Hochbetrieb beim Karussell Foto: Lichtgut/Julian Rettig

Die Familientage sind beim Frühlingsfest für Karussellbetreiber und Imbissbesitzer die wichtigsten Umsatzbringer geworden. Der Andrang ist groß und man erlebt bei der Kleidung manche Überraschung.

Stuttgart - Es gibt nicht mehr viele Orte wie diesen. Der Cannstatter Wasen ist einer jener selten werdenden Treffpunkte, an denen sich Menschen aller Couleur begegnen: Reiche und Arme, Halbhöhe und Vorort, Alte und Junge, jene mit Sauerwasser Getauften und jene am Bosporus Geborenen. Das gilt vor allem an solchen Tagen wie an diesem von der Sonne verwöhnten Mittwoch. Familientag beim Frühlingsfest, die Schausteller reduzieren die Preise, ein Crêpe kostet 1,50 Euro statt 2,50 Euro, eine Karussellfahrt 1 Euro statt 2 Euro, 10 Lose gibt es für 1,50 Euro statt 2,50 Euro.

Die Preise locken

Das lockt. So sind die drei Familientage, jeweils mittwochs, für die Karussellbetreiber und Imbissbesitzer die wichtigsten Tage unter der Woche geworden. Da machen sie ihr Geschäft. Zumal, wenn Ferien sind. Und wäre man zum Beispiel Schultes einer mittelgroßen süddeutschen Unistadt wie etwa Boris Palmer, dann könnte man seine Bevölkerungsstudien hier machen, seinen Bürgern von Angesicht zu Angesicht begegnen, statt Bahnwerbung wälzen zu müssen.
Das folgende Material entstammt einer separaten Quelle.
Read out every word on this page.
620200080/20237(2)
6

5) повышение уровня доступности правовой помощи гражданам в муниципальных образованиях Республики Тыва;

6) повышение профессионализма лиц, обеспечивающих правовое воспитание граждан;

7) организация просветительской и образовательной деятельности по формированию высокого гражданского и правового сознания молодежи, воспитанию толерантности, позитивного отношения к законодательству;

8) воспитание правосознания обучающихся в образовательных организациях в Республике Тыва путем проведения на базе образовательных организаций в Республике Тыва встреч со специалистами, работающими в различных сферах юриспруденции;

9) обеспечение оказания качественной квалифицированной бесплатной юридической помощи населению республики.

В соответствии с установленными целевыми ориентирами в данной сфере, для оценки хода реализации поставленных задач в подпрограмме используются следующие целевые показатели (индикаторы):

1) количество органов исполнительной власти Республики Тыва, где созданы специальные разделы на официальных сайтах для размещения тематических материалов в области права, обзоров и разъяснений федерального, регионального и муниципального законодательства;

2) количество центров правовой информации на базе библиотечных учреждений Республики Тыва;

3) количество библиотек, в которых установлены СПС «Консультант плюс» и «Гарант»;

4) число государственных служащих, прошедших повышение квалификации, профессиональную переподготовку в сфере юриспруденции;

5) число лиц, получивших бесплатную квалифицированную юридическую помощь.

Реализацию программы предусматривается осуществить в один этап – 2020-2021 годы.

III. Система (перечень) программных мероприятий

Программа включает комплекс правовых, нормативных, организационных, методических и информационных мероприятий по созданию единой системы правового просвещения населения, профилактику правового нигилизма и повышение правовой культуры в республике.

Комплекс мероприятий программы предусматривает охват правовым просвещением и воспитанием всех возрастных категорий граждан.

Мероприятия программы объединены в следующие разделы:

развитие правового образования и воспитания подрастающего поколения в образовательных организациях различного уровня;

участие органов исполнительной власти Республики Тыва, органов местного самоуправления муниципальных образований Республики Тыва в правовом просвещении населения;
So trifft man Luis und Stefan, Mama Schwäbin mit spanischen Wurzeln, Papa Schwabe mit bosnisch-kroatischen Wurzeln; „Jugo halt, woisch!“, sagt er und grinst. Die Jungs sprechen drei Sprachen, pardon vier, wie sie unter Beweis stellen. „Papa, was isch des hier?“, wollen sie wissen. Gute Frage. Warum sprudelt rotes Blut aus einem Baum an der Geisterbahn? Als Elternteil ist man beim Frühlingsfest dauernd im Erklärungsnotstand. Warum es nicht infrage kommt, dass man einen Ballon für 7 Euro kauft. Warum man nicht noch 20 Lose ziehen kann, damit es für den Waschbären mit dem blauen Schwanz reicht. Warum Zuckerwatte nach Eis, Mandeln und Schokobanane keine gute Idee ist.
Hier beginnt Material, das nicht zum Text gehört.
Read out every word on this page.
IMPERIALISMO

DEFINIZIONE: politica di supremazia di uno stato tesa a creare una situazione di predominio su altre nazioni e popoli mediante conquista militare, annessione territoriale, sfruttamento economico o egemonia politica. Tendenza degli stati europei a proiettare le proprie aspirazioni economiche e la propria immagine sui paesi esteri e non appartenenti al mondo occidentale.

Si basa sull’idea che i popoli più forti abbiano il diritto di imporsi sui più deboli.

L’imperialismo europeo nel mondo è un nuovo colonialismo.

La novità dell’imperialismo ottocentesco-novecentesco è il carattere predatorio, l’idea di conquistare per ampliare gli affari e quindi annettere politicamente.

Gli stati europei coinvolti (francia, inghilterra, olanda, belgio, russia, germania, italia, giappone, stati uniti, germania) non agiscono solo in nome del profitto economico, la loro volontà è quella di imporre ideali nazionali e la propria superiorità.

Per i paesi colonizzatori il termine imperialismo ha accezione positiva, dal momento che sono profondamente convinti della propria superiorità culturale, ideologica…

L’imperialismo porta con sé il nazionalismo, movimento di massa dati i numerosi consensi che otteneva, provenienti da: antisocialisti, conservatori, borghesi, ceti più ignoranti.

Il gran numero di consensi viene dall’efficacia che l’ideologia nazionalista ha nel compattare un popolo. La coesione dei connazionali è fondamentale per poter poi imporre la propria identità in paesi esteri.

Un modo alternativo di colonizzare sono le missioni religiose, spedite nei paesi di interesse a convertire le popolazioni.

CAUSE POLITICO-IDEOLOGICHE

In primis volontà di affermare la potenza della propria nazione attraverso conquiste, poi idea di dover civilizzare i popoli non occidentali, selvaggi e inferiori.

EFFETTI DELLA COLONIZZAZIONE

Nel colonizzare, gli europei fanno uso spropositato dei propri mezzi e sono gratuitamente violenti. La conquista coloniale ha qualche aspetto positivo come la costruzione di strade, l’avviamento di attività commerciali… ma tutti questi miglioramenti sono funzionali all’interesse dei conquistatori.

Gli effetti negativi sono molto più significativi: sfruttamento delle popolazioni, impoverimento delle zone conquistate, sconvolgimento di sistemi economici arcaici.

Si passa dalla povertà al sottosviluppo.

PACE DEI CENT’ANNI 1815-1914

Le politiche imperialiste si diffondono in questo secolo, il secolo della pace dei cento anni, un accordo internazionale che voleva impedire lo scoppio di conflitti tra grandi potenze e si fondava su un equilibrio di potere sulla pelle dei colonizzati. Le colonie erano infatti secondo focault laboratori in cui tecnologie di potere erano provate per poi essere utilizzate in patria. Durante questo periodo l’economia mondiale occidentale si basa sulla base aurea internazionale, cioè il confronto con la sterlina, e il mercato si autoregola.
Trachtenträger sucht man vergebens

Und warum eigentlich sieht man auf dem Festplatz kaum Dirndl und Lederhosen? Die Trachtenträger kommen erst des Abends, wenn sich die Zelte füllen. Es gilt eine Faustregel für das Erkennen der Besucher: Im bayerisch verbrämten Kostüm geht es ins Zelt, in Zivil fährt man Karussell und zieht Lose. Doch es gibt auch Exoten, die anderweitig unterwegs sind. Man entdeckt auch einen ganz mutigen jungen Mann: Er trägt ein VfB-Trikot.